Years ago, as a new councillor, one of the old salts told me that he now couldn’t go anywhere in the country without seeing a housing estate and looking for indications of how many of the houses or flats had been bought or how the estate was managed.

I’ve found myself doing the same looking at public sector organisations. So today, at St Thomas’ hospital I was taken with the robot dispenser in the hospital pharmacy which you can see going through the motions in the YouTube video above. Apparently it works by placing drugs where they fit, so they are stored in the most space efficient way, then remembering the location. It will then retrieve drugs within 10 seconds of them being requested. It is quite mesmerizing to watch and MiniMe and I enjoyed seeing boxes with names I couldn’t pronounce being moved around (as well as nicotine patches, they had lots of those).
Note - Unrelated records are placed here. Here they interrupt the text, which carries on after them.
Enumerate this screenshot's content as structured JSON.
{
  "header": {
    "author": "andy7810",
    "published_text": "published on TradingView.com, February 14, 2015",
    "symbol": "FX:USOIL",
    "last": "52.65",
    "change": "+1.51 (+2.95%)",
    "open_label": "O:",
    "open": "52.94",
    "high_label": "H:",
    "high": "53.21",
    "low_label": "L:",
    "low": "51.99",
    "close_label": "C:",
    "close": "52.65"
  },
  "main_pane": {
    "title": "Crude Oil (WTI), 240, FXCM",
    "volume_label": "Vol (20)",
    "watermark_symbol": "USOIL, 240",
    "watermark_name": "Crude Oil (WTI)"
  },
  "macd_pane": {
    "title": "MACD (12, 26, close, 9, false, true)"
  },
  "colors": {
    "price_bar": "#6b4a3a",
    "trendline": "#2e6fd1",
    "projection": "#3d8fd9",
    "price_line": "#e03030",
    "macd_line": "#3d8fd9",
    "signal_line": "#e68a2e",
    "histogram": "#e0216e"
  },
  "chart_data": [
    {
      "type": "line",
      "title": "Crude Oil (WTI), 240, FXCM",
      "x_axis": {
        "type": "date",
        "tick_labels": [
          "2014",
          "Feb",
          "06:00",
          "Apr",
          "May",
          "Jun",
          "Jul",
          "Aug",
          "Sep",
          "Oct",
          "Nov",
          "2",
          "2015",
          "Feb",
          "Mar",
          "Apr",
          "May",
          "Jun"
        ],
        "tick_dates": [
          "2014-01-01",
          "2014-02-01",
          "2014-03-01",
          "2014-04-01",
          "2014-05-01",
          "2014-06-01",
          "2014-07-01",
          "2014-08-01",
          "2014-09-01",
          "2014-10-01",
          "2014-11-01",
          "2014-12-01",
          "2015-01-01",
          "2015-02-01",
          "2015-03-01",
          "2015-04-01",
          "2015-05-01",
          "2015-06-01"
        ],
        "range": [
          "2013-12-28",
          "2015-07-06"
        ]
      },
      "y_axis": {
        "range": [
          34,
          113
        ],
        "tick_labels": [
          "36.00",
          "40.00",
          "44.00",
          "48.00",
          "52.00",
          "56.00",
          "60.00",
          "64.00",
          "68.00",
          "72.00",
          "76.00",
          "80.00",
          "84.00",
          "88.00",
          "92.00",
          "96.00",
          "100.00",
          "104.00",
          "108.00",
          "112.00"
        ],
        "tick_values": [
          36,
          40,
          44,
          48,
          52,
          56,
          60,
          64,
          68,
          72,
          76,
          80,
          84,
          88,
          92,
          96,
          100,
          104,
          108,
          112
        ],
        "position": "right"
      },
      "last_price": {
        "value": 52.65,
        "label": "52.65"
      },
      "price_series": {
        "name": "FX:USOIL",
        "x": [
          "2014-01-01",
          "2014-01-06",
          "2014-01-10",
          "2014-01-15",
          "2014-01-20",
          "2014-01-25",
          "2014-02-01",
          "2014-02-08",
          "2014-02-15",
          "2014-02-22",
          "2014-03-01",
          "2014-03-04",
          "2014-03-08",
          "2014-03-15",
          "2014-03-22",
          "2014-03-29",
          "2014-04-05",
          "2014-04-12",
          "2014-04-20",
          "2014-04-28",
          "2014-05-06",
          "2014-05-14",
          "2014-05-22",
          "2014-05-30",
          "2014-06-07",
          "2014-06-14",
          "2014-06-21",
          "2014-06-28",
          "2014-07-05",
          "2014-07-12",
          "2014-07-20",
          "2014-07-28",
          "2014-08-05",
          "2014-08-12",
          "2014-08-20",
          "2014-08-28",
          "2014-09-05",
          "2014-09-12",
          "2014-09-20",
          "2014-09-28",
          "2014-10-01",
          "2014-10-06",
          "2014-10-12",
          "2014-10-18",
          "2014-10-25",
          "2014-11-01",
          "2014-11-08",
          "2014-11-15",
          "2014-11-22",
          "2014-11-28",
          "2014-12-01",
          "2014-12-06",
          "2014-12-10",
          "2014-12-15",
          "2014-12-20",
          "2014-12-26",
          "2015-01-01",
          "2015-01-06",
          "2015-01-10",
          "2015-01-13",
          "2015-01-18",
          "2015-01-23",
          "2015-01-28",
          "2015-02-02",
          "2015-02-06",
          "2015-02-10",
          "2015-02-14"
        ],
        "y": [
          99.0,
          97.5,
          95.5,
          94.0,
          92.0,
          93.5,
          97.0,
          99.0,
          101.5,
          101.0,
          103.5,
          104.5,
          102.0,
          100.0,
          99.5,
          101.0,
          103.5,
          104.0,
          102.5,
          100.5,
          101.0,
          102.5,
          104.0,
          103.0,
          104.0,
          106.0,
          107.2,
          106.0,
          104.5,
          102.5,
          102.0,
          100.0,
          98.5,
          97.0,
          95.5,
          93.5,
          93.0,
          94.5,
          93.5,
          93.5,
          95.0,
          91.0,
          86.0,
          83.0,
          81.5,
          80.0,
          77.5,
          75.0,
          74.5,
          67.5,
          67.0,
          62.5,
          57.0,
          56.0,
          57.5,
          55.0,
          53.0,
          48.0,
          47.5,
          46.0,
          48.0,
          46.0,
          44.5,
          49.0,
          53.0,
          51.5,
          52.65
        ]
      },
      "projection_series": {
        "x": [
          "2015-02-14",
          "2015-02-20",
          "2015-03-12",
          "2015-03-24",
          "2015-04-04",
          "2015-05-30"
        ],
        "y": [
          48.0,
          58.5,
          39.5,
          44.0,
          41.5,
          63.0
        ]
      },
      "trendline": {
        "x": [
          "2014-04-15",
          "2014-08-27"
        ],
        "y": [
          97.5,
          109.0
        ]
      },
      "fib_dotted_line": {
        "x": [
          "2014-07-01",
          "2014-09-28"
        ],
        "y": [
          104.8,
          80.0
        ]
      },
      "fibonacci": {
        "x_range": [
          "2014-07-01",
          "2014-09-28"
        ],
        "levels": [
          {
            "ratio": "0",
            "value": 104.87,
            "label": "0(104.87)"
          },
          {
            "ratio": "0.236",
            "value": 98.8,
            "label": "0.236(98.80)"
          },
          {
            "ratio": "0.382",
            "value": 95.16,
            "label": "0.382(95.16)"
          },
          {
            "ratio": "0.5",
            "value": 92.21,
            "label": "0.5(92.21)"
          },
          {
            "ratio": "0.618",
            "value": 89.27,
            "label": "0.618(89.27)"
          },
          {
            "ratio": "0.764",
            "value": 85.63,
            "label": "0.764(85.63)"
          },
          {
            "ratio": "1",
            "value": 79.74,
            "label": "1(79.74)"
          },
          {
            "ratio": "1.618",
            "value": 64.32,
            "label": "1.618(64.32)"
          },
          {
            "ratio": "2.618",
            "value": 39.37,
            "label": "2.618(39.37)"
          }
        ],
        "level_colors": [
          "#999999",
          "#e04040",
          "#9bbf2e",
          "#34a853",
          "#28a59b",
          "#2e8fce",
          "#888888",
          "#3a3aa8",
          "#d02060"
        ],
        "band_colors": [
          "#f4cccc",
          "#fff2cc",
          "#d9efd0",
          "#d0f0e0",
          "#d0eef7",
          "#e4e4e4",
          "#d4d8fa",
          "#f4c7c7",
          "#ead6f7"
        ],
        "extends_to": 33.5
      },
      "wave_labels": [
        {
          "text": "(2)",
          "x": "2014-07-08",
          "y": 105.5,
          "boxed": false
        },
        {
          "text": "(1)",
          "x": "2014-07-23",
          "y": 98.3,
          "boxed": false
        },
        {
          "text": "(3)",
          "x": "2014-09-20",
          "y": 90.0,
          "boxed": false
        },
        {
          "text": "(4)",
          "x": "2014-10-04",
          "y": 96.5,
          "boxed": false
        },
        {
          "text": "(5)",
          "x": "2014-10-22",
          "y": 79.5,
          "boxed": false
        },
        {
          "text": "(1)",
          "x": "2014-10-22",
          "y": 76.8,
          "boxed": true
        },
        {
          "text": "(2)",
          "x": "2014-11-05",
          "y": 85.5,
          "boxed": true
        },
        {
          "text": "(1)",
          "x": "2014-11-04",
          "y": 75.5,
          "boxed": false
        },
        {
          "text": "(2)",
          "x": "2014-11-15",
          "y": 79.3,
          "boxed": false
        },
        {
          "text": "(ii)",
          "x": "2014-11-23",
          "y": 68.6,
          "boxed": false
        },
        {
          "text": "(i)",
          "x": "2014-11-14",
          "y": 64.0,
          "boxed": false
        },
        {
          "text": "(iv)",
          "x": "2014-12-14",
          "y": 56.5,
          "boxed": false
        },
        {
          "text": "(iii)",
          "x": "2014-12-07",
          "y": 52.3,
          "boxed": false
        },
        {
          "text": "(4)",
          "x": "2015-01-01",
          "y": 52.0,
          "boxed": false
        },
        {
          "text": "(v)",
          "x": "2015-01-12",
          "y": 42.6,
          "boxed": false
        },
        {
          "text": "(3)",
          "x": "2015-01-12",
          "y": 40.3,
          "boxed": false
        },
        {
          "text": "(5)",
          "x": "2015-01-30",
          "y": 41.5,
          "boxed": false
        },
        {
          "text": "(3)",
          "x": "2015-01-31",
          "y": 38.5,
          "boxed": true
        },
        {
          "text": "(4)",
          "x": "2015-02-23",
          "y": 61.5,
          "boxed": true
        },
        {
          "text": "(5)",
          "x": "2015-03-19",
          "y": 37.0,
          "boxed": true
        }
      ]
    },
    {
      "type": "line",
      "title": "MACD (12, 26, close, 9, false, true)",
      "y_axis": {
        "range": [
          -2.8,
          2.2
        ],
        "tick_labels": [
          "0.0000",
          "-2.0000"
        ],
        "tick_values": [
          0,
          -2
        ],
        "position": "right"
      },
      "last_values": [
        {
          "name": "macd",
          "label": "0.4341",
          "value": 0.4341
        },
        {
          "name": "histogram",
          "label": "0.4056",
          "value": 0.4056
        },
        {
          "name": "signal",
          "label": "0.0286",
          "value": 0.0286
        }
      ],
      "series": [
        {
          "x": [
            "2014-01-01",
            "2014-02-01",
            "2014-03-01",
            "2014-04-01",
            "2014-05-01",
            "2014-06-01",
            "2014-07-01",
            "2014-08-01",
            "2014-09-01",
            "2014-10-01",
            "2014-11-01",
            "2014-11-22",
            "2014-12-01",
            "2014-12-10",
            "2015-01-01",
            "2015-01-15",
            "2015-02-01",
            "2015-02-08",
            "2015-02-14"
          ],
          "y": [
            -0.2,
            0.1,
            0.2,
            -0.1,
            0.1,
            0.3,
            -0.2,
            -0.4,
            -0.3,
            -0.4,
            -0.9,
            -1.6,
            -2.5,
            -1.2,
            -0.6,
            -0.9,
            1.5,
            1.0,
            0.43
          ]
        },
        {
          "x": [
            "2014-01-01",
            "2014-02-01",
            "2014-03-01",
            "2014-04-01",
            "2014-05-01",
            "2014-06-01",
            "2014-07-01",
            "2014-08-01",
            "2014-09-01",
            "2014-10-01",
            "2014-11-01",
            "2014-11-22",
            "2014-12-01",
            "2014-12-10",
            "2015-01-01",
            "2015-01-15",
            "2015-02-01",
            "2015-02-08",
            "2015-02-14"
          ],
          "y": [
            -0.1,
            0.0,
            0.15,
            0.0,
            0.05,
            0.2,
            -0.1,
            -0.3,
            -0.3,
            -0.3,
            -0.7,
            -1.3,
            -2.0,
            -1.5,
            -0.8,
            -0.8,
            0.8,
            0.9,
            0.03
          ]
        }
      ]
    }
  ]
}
However, given that the advertised wait time for dispensing prescriptions was 15-20 minutes I couldn’t help feeling that the space saved and time saved by having a robot, rather than a human, go to a shelf and get some tablets hasn’t really made that much difference to the patient experience – who still have to sit in a waiting area and have fairly minimal human contact with the pharmacist through a small, bank-style, dispensing window.

Guy’s and St Thomas’ is a good NHS Trust, so I don’t mean any criticism, but my equivalent of asking myself about the housing mix is to look and wonder whether the design took more account of measurable outputs, like how long it take to retrieve a drug, than the important outcomes, like informed and happy patients. Too often the public sector concentrates too much on what it can measure (and is new shiny), rather than on what’s important.